AWS CLI,Azure CLI,およびOCI CLIの実行可否チェックについて,説明します。

パブリッククラウド環境下では,インスタンスの強制停止や業務通信の切り替えなどをAWS CLI,Azure CLI,またはOCI CLIで実施します。CLIが実行できる状態でなければ,系切り替えはできません。そのため,HAモニタはCLIを実行できる状態かどうかを定期的にチェックします。

CLI実行可否チェックは,HAモニタを起動してから停止するまで,60秒間隔で実施します。

CLIを実行できない場合は,メッセージKAMN768-Eを出力します。メッセージに従って,対処してください。

次のどちらかの場合で,CLIを実行できない状態が継続している間は,1時間おきに繰り返しメッセージKAMN769-Wを出力します。

CLIを実行できない状態から,実行できる状態に回復した場合は,CLI実行可否チェック時にメッセージKAMN770-Iを出力します。

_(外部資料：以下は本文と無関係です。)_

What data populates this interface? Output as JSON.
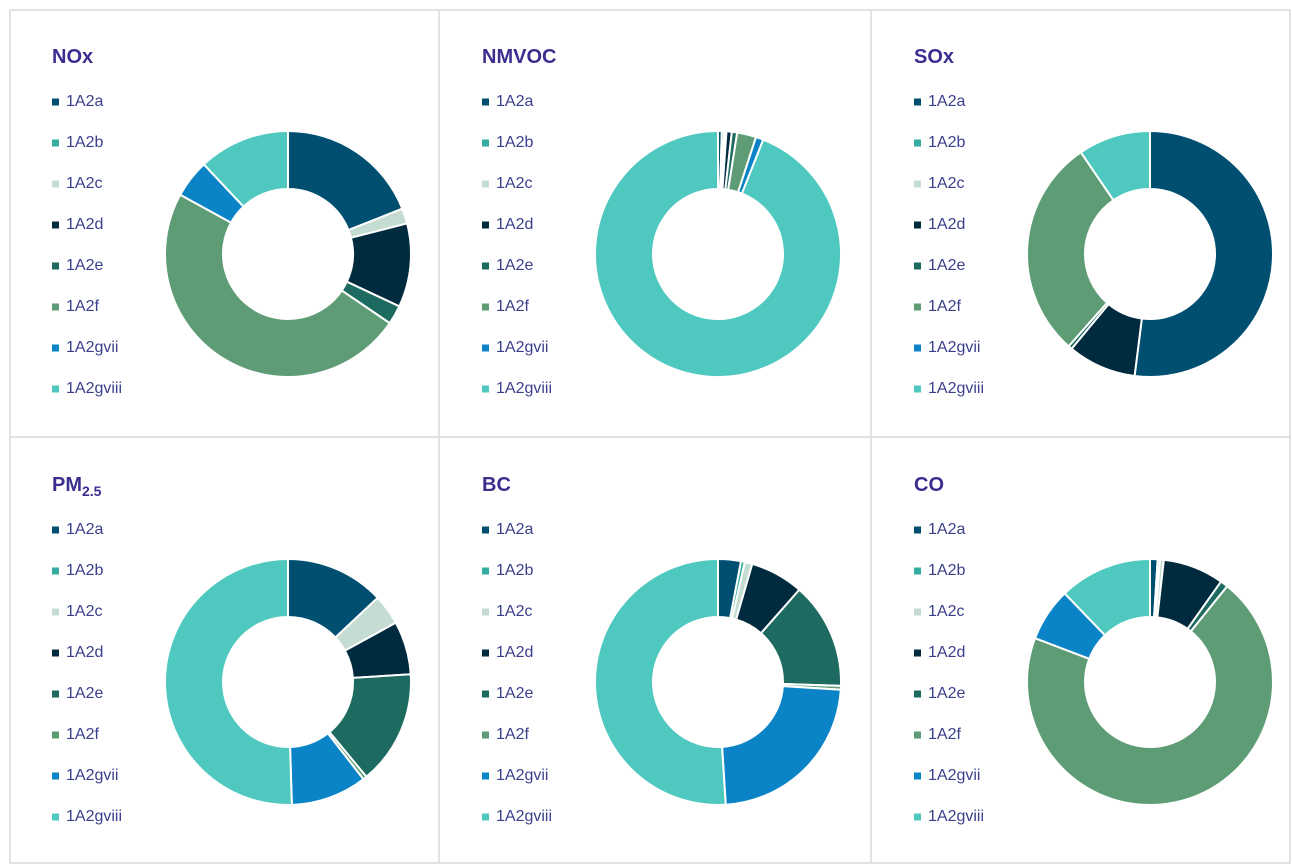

CLI実行可否チェックは,シェルスクリプトからCLIを実行することによって実施します。このシェルスクリプトは,パブリッククラウド環境でHAモニタを使用するために必要なスクリプトを集めたシェルスクリプト群に含まれています。環境構築時にこのシェルスクリプト群を展開しておく必要があります。このシェルスクリプト群については,「5.8 【AWS】AWS用のシェルスクリプト群の展開」,「5.9 【Azure】Azure用のシェルスクリプト群の展開」,または「5.10 【OCI】OCI用のシェルスクリプト群の展開」を参照してください。

(2) 【AWS】コントロールプレーンのチェック

AWS環境では,AWS CLIが実行可能かどうかのチェックに加え,コントロールプレーンに対して実行可能かどうかのチェックもできます。HAモニタは系切り替え時に,コントロールプレーンと関連するAWS CLIを実行する場合があります。コントロールプレーンに対するチェックをすることで,早期に障害を検知し,ユーザ対処ができるようになります。

コントロールプレーンのチェックには次の2つの方法があります。

どちらか片方だけでもチェックできますが,両方でチェックすることを推奨します。

ENIの制御によるチェック

チェックするインスタンス上のHAモニタは,定期的に次の動作をします。

  • チェック専用のENIについて,デタッチをしたあと,再度アタッチする

チェックするには,次の準備が必要です。

  • チェック専用のENI

    チェックするインスタンスごとにチェック専用のENIをアタッチしてください。

ルートテーブルの更新によるチェック

チェックするインスタンス上のHAモニタは,定期的に次の動作をします。

  • チェック専用のルートテーブルについて,エントリを削除したあと,再度登録する

チェックするには,次の準備が必要です。

  • チェック専用のルートテーブル

    チェックするインスタンスごとにチェック専用のルートテーブルを作成してください。

  • エントリ登録のためのチェック専用のVIP

    業務などの通信に影響を与えないように,業務通信には使用しない未使用のVIPを作成してください。

    VIPは次の条件を満たしてください。

    •VIPはVPCのCIDRの範囲外

    •VIPのCIDRブロックは32

  • エントリ登録のためのターゲットとなるENIのID

    チェックするインスタンスにアタッチされたENIのIDです。ENIの制御によるチェック専用のENIのIDでも問題ありません。

チェックが失敗した場合,syslogにメッセージKAMN558-Eを出力します。また,メッセージKAMN558-Eを出力後,実行した結果が正常だと確認できた場合は,syslogにメッセージKAMN559-Iを出力します。